Heating it up to a safe temperature was no problem, it only took me a few minutes, and it comes with a heat-sensing applicator that changes color to let you know if the wax is too hot. (In which case, you wait for it to cool down before you apply.) But application was extremely messy, and I blame this entirely on the flimsy applicator. Remember the little white applicator that comes with the facial bleach creme kits? That's what they included for this kit, and it allowed the wax to dribble off onto my sink and countertop while I was trying to apply it to my face . Not good, especially if you're a novice at applying this kind of wax. I think a small wooden tongue-depressor would have been a more practical tool to include for application, I've seen the pros at the salons use those to apply wax and they work great. In fact, if you get this kit, only use the white applicator to test the temperature, because that's all it's good for. I suggest getting a few wooden popsicle sticks from the store and using those to apply the wax instead.

That being said, the wax product itself is amazing. Once I figured out how to apply and remove the wax (the instructions are detailed and included in the kit), I found this type of wax removes hair better than the cold-wax strips I've been using all these years. There's something about the warm wax bonding onto bare skin, it removes even the finest microscopic hairs. I normally have to spend a little time tweezing after I wax to pluck out the hairs that didn't make it, but this time, there was hardly anything left to remove. I'm actually looking forward to the time I can use this again, just so I can get another chance to practice the waxing technique.

There is a learning curve involved with using this kind of stripless wax, but once you get the hang of it, it works very well. I still won't give up the convenience of my dummy-proof strip waxes, but on those occasional days I've got a little more time on my hands, I'm going to turn to this microwaveable wax instead.


  1. For people who live in Canada (Quebec, specifically) I recommend Bibicure. It's a natural sugar wax.

    For Sally Hansen the one I liked best was the purple lavender "spa" wax, which they've now discontinued. It seems that they just changed the scent and now it's sold in the blue container as the brazilian spa kit or something. OTOH, it *definitely* has a learning curve. I've burned myself one too many times!!!

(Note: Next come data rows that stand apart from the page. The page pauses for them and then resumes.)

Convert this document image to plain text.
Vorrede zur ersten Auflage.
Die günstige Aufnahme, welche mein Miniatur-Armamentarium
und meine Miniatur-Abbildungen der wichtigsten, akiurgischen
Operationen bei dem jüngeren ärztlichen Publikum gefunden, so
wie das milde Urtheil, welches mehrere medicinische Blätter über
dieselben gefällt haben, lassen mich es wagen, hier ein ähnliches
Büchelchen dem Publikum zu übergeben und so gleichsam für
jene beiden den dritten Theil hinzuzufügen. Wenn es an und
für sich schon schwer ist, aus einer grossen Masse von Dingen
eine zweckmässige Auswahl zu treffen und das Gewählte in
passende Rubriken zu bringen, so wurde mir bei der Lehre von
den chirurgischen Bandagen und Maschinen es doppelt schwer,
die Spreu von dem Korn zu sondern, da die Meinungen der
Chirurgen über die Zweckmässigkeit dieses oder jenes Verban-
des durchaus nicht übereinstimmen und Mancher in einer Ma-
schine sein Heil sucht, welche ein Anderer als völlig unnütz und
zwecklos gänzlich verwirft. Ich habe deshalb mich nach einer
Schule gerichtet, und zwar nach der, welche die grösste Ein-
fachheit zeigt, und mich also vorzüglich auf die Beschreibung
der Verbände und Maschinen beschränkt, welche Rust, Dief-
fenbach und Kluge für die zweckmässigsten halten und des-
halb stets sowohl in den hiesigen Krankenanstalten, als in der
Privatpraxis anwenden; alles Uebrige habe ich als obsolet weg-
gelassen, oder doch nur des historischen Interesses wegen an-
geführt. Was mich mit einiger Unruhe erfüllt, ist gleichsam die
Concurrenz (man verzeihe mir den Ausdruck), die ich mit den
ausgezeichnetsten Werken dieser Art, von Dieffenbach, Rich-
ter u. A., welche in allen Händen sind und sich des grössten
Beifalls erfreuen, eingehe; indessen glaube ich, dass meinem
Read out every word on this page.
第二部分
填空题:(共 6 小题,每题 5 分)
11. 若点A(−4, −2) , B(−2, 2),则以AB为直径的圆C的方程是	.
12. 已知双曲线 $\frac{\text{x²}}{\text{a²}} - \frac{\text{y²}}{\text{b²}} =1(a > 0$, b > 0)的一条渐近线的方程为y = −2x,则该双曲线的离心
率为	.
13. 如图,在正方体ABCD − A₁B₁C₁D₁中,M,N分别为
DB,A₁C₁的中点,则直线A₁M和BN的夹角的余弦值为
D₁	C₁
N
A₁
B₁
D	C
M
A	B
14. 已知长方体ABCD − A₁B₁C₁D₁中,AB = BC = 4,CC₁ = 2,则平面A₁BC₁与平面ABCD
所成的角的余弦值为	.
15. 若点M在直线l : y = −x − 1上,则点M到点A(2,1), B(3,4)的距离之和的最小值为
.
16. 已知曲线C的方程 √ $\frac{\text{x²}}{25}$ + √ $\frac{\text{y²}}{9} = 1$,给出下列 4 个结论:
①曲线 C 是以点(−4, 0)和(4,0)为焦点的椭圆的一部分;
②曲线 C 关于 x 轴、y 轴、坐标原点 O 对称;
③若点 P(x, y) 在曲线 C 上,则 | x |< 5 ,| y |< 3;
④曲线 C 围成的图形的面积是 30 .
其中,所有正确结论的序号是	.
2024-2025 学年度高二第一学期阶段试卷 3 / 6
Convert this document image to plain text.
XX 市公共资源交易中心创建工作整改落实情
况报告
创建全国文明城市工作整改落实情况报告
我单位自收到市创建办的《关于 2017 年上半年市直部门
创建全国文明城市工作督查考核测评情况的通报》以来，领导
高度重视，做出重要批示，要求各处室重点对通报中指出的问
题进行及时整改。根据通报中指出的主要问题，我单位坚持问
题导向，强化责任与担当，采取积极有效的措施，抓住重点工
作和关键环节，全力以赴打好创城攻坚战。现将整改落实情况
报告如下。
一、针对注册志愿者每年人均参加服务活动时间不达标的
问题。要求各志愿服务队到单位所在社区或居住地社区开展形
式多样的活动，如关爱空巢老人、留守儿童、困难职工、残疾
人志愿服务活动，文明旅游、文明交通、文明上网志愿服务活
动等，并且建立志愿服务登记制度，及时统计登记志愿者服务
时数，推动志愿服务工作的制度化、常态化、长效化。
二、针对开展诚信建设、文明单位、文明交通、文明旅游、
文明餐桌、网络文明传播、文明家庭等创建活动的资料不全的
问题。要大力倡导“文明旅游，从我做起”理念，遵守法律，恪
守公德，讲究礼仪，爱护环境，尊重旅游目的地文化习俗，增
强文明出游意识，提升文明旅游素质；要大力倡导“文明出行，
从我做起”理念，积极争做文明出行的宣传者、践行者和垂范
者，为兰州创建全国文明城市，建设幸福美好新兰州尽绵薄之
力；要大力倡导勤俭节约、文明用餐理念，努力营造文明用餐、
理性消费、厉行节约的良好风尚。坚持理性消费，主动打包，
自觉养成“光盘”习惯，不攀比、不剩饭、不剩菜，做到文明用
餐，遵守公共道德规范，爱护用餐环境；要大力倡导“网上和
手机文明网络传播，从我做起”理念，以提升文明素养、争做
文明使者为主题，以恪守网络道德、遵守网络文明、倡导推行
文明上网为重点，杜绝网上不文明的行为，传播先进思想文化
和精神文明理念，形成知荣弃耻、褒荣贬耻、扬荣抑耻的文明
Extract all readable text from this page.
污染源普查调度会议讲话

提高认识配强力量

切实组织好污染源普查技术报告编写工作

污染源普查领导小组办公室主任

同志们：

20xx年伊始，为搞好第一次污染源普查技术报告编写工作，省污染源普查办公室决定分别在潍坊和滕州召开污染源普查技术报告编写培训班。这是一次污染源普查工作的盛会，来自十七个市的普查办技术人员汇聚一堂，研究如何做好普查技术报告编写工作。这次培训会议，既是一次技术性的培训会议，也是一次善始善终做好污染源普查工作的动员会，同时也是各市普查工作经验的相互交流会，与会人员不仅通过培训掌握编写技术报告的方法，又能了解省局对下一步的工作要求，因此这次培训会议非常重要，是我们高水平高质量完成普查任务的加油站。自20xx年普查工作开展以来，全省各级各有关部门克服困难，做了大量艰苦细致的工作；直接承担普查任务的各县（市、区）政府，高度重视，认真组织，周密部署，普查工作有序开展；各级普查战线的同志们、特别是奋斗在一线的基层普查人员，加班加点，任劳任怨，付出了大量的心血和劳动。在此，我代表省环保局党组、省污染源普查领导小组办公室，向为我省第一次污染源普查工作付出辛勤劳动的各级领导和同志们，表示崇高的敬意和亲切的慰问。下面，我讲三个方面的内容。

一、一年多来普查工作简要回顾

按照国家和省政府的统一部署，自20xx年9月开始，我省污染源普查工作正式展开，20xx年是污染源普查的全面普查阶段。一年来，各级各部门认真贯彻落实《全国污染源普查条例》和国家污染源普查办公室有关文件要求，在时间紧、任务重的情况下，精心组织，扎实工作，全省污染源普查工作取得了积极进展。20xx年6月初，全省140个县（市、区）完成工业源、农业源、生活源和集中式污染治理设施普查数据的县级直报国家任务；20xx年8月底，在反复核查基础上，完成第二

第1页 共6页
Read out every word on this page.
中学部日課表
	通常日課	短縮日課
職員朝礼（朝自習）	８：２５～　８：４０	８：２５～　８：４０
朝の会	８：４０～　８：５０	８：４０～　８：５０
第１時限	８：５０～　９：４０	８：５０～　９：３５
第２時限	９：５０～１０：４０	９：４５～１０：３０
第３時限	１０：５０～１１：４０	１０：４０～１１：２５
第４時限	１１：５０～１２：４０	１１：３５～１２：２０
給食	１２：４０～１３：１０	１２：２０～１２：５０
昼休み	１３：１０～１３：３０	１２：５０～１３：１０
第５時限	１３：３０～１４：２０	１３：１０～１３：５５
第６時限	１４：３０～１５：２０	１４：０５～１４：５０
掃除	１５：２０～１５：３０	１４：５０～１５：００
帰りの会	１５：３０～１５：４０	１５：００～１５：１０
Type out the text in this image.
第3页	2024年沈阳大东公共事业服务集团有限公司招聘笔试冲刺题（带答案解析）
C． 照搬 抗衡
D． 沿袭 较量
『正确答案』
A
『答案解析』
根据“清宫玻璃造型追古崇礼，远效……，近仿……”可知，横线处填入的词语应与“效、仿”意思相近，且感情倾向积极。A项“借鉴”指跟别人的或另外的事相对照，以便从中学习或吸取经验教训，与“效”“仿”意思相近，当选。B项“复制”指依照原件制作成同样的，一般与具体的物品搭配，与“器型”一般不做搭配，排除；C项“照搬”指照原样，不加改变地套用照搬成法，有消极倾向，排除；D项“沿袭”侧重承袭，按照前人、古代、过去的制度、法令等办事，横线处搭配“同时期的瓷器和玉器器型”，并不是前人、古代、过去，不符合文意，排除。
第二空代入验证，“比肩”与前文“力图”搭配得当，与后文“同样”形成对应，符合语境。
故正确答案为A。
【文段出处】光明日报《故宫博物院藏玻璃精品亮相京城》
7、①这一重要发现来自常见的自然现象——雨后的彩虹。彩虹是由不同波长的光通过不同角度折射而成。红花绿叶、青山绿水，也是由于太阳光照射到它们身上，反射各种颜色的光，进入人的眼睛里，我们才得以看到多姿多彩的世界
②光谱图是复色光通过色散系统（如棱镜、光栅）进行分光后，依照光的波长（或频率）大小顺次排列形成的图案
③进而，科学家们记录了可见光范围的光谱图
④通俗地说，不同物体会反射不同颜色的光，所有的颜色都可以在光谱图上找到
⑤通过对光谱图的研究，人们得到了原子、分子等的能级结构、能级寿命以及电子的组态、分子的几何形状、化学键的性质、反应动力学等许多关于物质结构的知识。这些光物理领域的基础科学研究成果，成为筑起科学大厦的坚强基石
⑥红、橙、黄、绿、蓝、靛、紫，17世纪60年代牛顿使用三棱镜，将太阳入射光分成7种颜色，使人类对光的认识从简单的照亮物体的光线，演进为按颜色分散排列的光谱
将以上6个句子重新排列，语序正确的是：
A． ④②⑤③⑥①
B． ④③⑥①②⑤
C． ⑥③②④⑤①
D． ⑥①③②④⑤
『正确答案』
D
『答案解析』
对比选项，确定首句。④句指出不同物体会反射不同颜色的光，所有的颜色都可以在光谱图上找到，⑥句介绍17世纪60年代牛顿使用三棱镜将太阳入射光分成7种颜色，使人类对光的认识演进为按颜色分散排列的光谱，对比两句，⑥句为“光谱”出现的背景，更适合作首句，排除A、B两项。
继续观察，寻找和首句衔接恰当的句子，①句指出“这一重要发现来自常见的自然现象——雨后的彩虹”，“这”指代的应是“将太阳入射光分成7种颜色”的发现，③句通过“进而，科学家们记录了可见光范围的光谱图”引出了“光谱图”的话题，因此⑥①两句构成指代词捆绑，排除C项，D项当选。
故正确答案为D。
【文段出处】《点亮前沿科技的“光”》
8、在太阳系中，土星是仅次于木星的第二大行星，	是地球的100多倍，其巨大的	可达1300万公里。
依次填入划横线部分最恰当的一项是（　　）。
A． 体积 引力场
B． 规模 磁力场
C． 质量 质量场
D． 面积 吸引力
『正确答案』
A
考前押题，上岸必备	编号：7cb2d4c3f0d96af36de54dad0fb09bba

    A friend recommended getting a wax warmer. I think she got it at Sally Beauty? Come to think of it, she is desi and would probably like this site.

    Good job and thanks chic mommy! I am going to add this site to my blogroll separately (I am on wordpress but this is off my old blogspot account)

  2. thanks mm! I saw the Brazilian kit, but I'll have to check if they make one for the face. This one was specifically for all the facial areas (and we know we don't limit that to just the upper lip). I think it's going to take some practice to perfect the technique, but I love how well this kind of wax gets every single hair! I've gotten burned in the past too, which is why I swore off these hot waxes in the past and stuck to the cold wax strips. But, now I'm starting to like them again. :)

  3. Yeah, that's the double-edged sword!! The hot waxes get out all the hair but you have to test the temperature and consistency of the wax all the time to make sure not to pull of the skin at the same time. That was the first part of the trick for me-the second was making sure to put only the lightest layer of wax on. They work together-when the wax starts cooling down, it thickens, and you will start smearing on thicker patches and there's more risk for skin ripping off. So for me, it's getting that thin, fluid consistency without the temp being high enough to cause an instant burn, and then monitoring the wax as I go about my business to make sure it isn't thickening so that it will stick too much to the skin and pull it off. I actually think that's why my friend's suggestion of a warmer is brilliant, it keeps it at the constant temperature.